Patricia Arquette is the run-away Oscar favorite right now. Watching her over 12 years of filming was both amazing and a little unsettling – I’m not sure how many people would want to watch themselves age 12 years over a period of 2 hours and 40 minutes. There was little in the big bag of acting tools she didn’t pull out and use to great and wonderful effect, and I wonder if the 11 major gaps in shooting allowed her (and others) to “leave it all out on the field” every time. It’s one thing to really go for it when you only shoot for a few days – but on a 90-120 day shoot, you have to save a little bit.

Birdman was full of show-stealing and Oscar nominated performances, from the top on down. I wrote on Monday about how Edward Norton blew the doors off the place, we all know about Michael Keaton’s Matthew McConaughey-type resurgence. But Emma Stone’s against-type turn as Keaton’s daughter is equal to those two. She was weird, dark and funny, and held her own against Keaton and Norton in their best moments. She also provided the soon-to-be-iconic closing moment of the film.

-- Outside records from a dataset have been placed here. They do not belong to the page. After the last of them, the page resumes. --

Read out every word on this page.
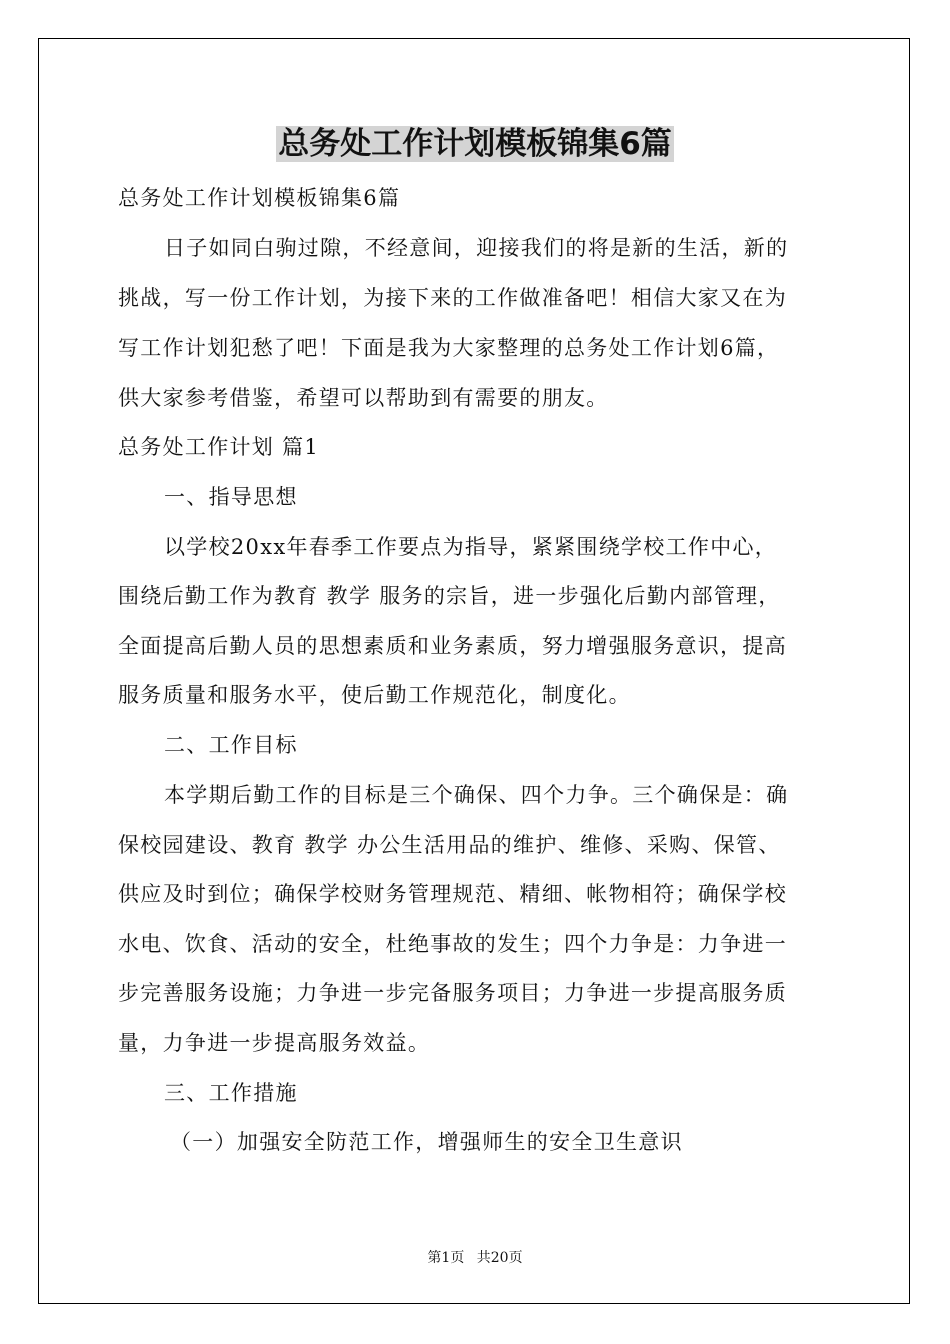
总务处工作计划模板锦集6篇
总务处工作计划模板锦集6篇
日子如同白驹过隙，不经意间，迎接我们的将是新的生活，新的
挑战，写一份工作计划，为接下来的工作做准备吧！相信大家又在为
写工作计划犯愁了吧！下面是我为大家整理的总务处工作计划6篇，
供大家参考借鉴，希望可以帮助到有需要的朋友。
总务处工作计划 篇1
一、指导思想
以学校20xx年春季工作要点为指导，紧紧围绕学校工作中心，
围绕后勤工作为教育 教学 服务的宗旨，进一步强化后勤内部管理，
全面提高后勤人员的思想素质和业务素质，努力增强服务意识，提高
服务质量和服务水平，使后勤工作规范化，制度化。
二、工作目标
本学期后勤工作的目标是三个确保、四个力争。三个确保是：确
保校园建设、教育 教学 办公生活用品的维护、维修、采购、保管、
供应及时到位；确保学校财务管理规范、精细、帐物相符；确保学校
水电、饮食、活动的安全，杜绝事故的发生；四个力争是：力争进一
步完善服务设施；力争进一步完备服务项目；力争进一步提高服务质
量，力争进一步提高服务效益。
三、工作措施
（一）加强安全防范工作，增强师生的安全卫生意识
第1页 共20页
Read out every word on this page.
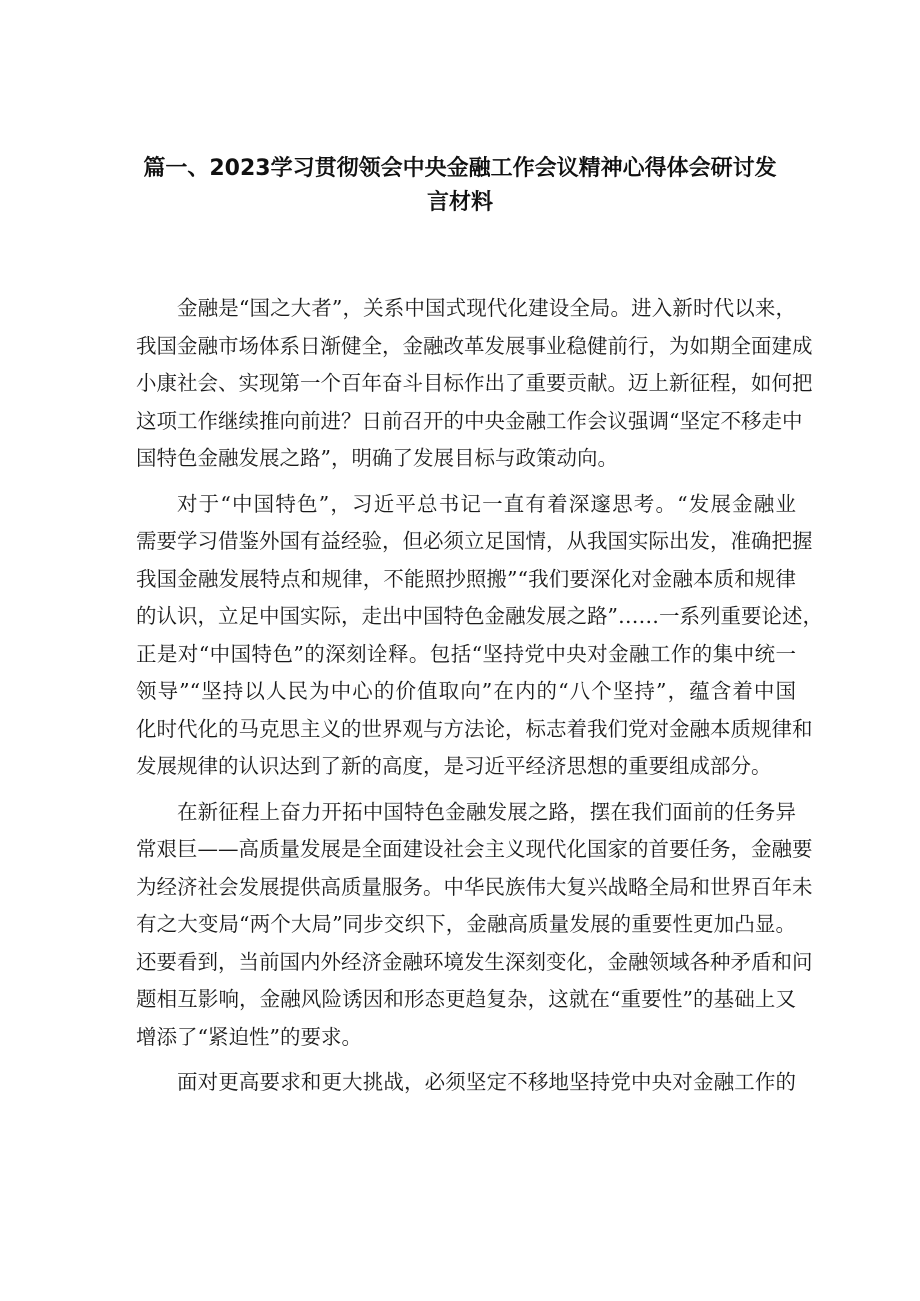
篇一、2023学习贯彻领会中央金融工作会议精神心得体会研讨发
言材料
金融是“国之大者”，关系中国式现代化建设全局。进入新时代以来，
我国金融市场体系日渐健全，金融改革发展事业稳健前行，为如期全面建成
小康社会、实现第一个百年奋斗目标作出了重要贡献。迈上新征程，如何把
这项工作继续推向前进？日前召开的中央金融工作会议强调“坚定不移走中
国特色金融发展之路”，明确了发展目标与政策动向。
对于“中国特色”，习近平总书记一直有着深邃思考。“发展金融业
需要学习借鉴外国有益经验，但必须立足国情，从我国实际出发，准确把握
我国金融发展特点和规律，不能照抄照搬”“我们要深化对金融本质和规律
的认识，立足中国实际，走出中国特色金融发展之路”……一系列重要论述，
正是对“中国特色”的深刻诠释。包括“坚持党中央对金融工作的集中统一
领导”“坚持以人民为中心的价值取向”在内的“八个坚持”，蕴含着中国
化时代化的马克思主义的世界观与方法论，标志着我们党对金融本质规律和
发展规律的认识达到了新的高度，是习近平经济思想的重要组成部分。
在新征程上奋力开拓中国特色金融发展之路，摆在我们面前的任务异
常艰巨——高质量发展是全面建设社会主义现代化国家的首要任务，金融要
为经济社会发展提供高质量服务。中华民族伟大复兴战略全局和世界百年未
有之大变局“两个大局”同步交织下，金融高质量发展的重要性更加凸显。
还要看到，当前国内外经济金融环境发生深刻变化，金融领域各种矛盾和问
题相互影响，金融风险诱因和形态更趋复杂，这就在“重要性”的基础上又
增添了“紧迫性”的要求。
面对更高要求和更大挑战，必须坚定不移地坚持党中央对金融工作的
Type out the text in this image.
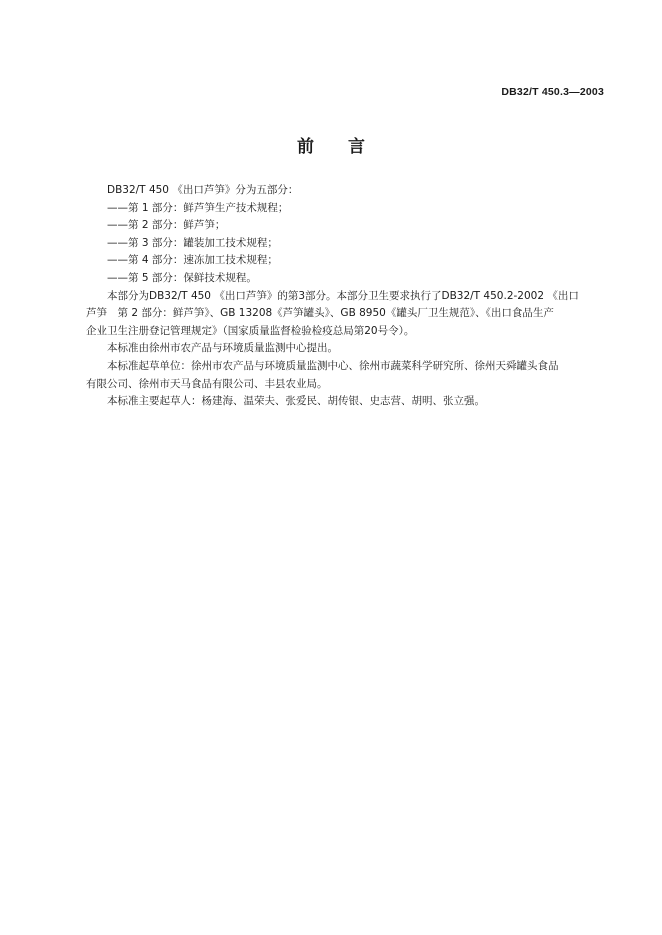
DB32/T 450.3—2003
前言
DB32/T 450 《出口芦笋》分为五部分：
——第 1 部分：鲜芦笋生产技术规程；
——第 2 部分：鲜芦笋；
——第 3 部分：罐装加工技术规程；
——第 4 部分：速冻加工技术规程；
——第 5 部分：保鲜技术规程。
本部分为DB32/T 450 《出口芦笋》的第3部分。本部分卫生要求执行了DB32/T 450.2-2002 《出口
芦笋　第 2 部分：鲜芦笋》、GB 13208《芦笋罐头》、GB 8950《罐头厂卫生规范》、《出口食品生产
企业卫生注册登记管理规定》（国家质量监督检验检疫总局第20号令）。
本标准由徐州市农产品与环境质量监测中心提出。
本标准起草单位：徐州市农产品与环境质量监测中心、徐州市蔬菜科学研究所、徐州天舜罐头食品
有限公司、徐州市天马食品有限公司、丰县农业局。
本标准主要起草人：杨建海、温荣夫、张爱民、胡传银、史志营、胡明、张立强。
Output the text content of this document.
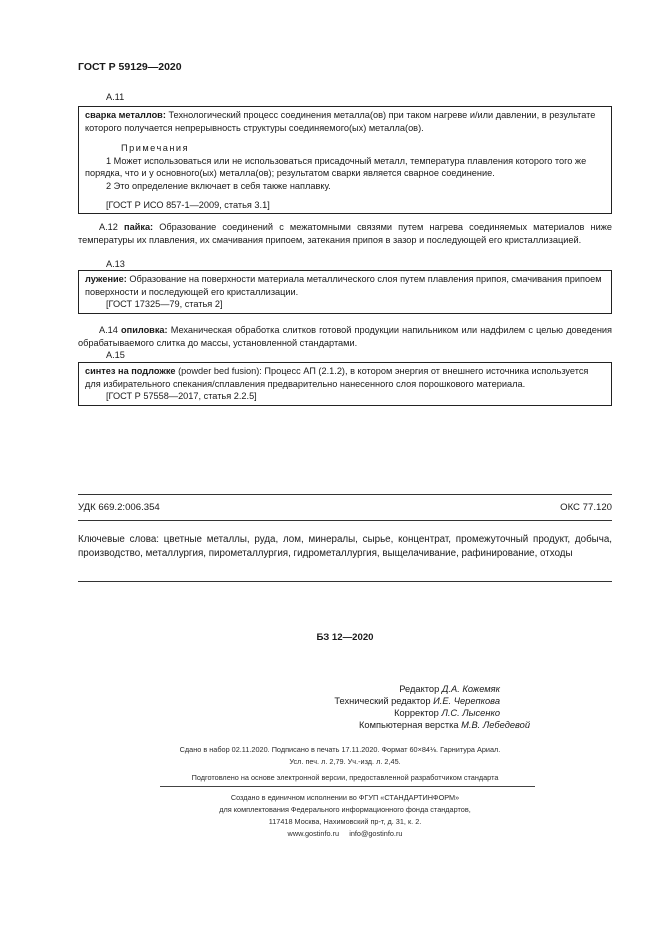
ГОСТ Р 59129—2020
А.11
сварка металлов: Технологический процесс соединения металла(ов) при таком нагреве и/или давлении, в результате которого получается непрерывность структуры соединяемого(ых) металла(ов).
Примечания
1 Может использоваться или не использоваться присадочный металл, температура плавления которого того же порядка, что и у основного(ых) металла(ов); результатом сварки является сварное соединение.
2 Это определение включает в себя также наплавку.
[ГОСТ Р ИСО 857-1—2009, статья 3.1]
А.12 пайка: Образование соединений с межатомными связями путем нагрева соединяемых материалов ниже температуры их плавления, их смачивания припоем, затекания припоя в зазор и последующей его кристаллизацией.
А.13
лужение: Образование на поверхности материала металлического слоя путем плавления припоя, смачивания припоем поверхности и последующей его кристаллизации.
[ГОСТ 17325—79, статья 2]
А.14 опиловка: Механическая обработка слитков готовой продукции напильником или надфилем с целью доведения обрабатываемого слитка до массы, установленной стандартами.
А.15
синтез на подложке (powder bed fusion): Процесс АП (2.1.2), в котором энергия от внешнего источника используется для избирательного спекания/сплавления предварительно нанесенного слоя порошкового материала.
[ГОСТ Р 57558—2017, статья 2.2.5]
УДК 669.2:006.354	ОКС 77.120
Ключевые слова: цветные металлы, руда, лом, минералы, сырье, концентрат, промежуточный продукт, добыча, производство, металлургия, пирометаллургия, гидрометаллургия, выщелачивание, рафинирование, отходы
БЗ 12—2020
Редактор Д.А. Кожемяк
Технический редактор И.Е. Черепкова
Корректор Л.С. Лысенко
Компьютерная верстка М.В. Лебедевой
Сдано в набор 02.11.2020. Подписано в печать 17.11.2020. Формат 60×84⅛. Гарнитура Ариал.
Усл. печ. л. 2,79. Уч.-изд. л. 2,45.
Подготовлено на основе электронной версии, предоставленной разработчиком стандарта
Создано в единичном исполнении во ФГУП «СТАНДАРТИНФОРМ»
для комплектования Федерального информационного фонда стандартов,
117418 Москва, Нахимовский пр-т, д. 31, к. 2.
www.gostinfo.ru info@gostinfo.ru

So now I’ve convinced myself. And my choice for the Oscar for Best Supporting Actress is: Emma Stone. Arquette delivered a knock-out performance, but given the tough situations in which Stone had to film, I have to give it to her. Birdman’s takes were very long – 5, 6, 7 or more minutes at a time without a cut. The actors had to be completely on-point and perfect each time. So though there were many deserving, Stone gets it for the sheer difficulty of her circumstances, and for going so well against type. In my view, of course. We’ll see of the voters agree.

Finally, I’ll wrap it up with a note about Tilda Swinton in Snowpiercer. She plays a character who may or may not have been a man. She’s creepy, weird and funny all at the same time. And it’s a damn shame she didn’t get nominated for an Oscar.